De la fort belle ouvrage. Everyone safe par exemple est pas mal. Il faut une mélodie au-dessus de la moyenne et c’est le cas. Quand on aborde le morceau pied au plancher et qu’on y reste (Me and the shadow), j’accroche plus volontiers. Il faut au moins un morceau de ce calibre pour avoir des raisons de revenir sur un album. La fin de Never Forever est ainsi plus fouillée, et sauve un morceau par ailleurs fort mièvre.

Peut-être veulent-ils se faire discrets sur leurs influences hard ? En effet, les clichés inhérents à ce genre sont souvent présents mais atténués et avec des sons mis à jour. Citons en exemple le roulement de batterie de Away with the fairies (assez imbuvable d’ailleurs), le solo de guitare de Me and my shadow (voire celui, assez rigolo par sa pauvreté, de Everyone safe) ou encore le riff de Soulblind.

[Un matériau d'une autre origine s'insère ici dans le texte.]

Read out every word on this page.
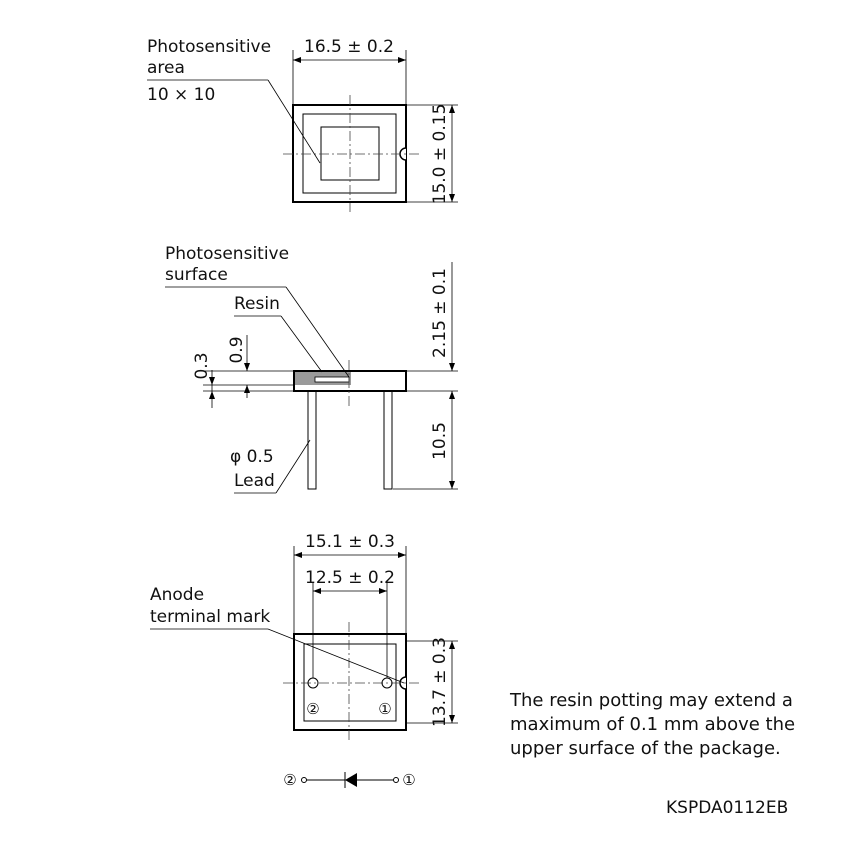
16.5 ± 0.2
15.0 ± 0.15
Photosensitive
area
10 × 10
0.9
0.3
2.15 ± 0.1
10.5
Photosensitive
surface
Resin
φ 0.5
Lead
②	①
15.1 ± 0.3
12.5 ± 0.2
13.7 ± 0.3
Anode
terminal mark
②	①
The resin potting may extend a
maximum of 0.1 mm above the
upper surface of the package.
KSPDA0112EB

Pourquoi le rock parfois volontiers cornichon (The Subways, Arctic monkeys) me plait-il quand celui qui est ’mieux fait’ ne m’arrache que des bâillements ? Peut-être que la production a trop lissé les griffes de ces rockers.

Quelque part (où ça ?), je m’en veux de dénoncer un album sans défaut rédhibitoire mais la certitude de ne plus jamais l’écouter en entier le tenaille. Et si ce n’était juste pas mon truc ? C’est sans doute ça. Il faut tout le talent du Placebo ou des Smashing Pumpkins pour transcender un genre aussi balisé que le power-rock à guitares. Toutefois, si vous êtes amateur du genre, pas de raison de ne pas trouver chez les teutons de quoi vous convenir. (M.)